I do not know about the case of the Hong Kong Bank of Australia Ltd v Australian Securities Commission directly—no doubt the member for Denison, being a Senior Counsel, would be more than aware of it—but I understand from the briefing notes that there was some legal point that turned on whether the Corporations Law could be read as providing a source of power. Not being a lawyer, I will not go to the briefing notes on that. I will let my learned friends take on those matters. What I understand from a layman’s point of view is that there is some potential risk that a court could effectively strike down the provisions that seek to confer power in an authority making an authorisation. This bill seeks to put it beyond doubt and to ensure that where power is being exercised it is legally enforceable. I believe that this provision will do only good in terms of law enforcement and, as a consequence, will do only good for those for whom law enforcement works on behalf of—that is, communities.
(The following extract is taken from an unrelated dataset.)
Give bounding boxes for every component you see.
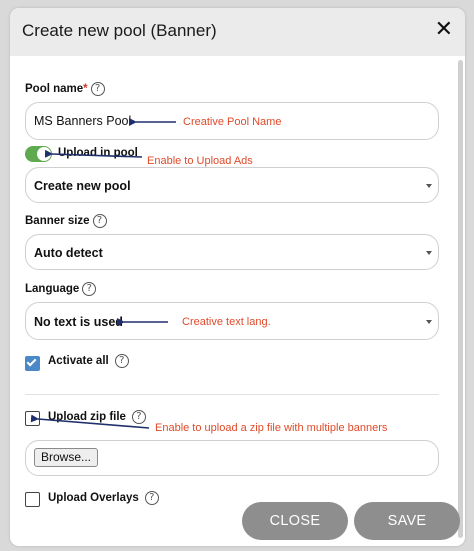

We cannot expect our law enforcement agencies to do all the things that we require of them whilst their hands are tied behind their backs. I take the view that the various criminal entities out there, and certainly there are many, who are involved in crime for the purpose of money are in a form of business. I do not want to cast aspersions on businesspeople, but in the business of crime, as with any other business, you would be looking to where you could maximise your return on capital, where you could actually work out the threats that are posed to you or the industry that you are in, and you would adopt a line of least resistance, or at least a position where you could maximise your return on capital. If we have holes in our law enforcement detection systems that deprive us of using proper detection and investigative powers, we are inviting that sort of criminal business to be visited upon us in the areas where there is a void in those powers. This legislation, with the support of both sides of the parliament, seeks to redress that. This legislation seeks to ensure that Queensland police have the same powers of detection and investigative arrangements as apply to other law enforcement agencies throughout the country. This legislation does a lot to ensure that those men and women who put on their uniform and go out day to day to protect us have the powers that they need to ensure that those people who would do us harm have a lesser chance of getting away with it. I think this is a good piece of legislation. It is certainly a good piece of cooperation on both sides of the House in terms of, firstly, detecting the holes that exist in the law enforcement regimes and, secondly, cooperating with a view to remedy that.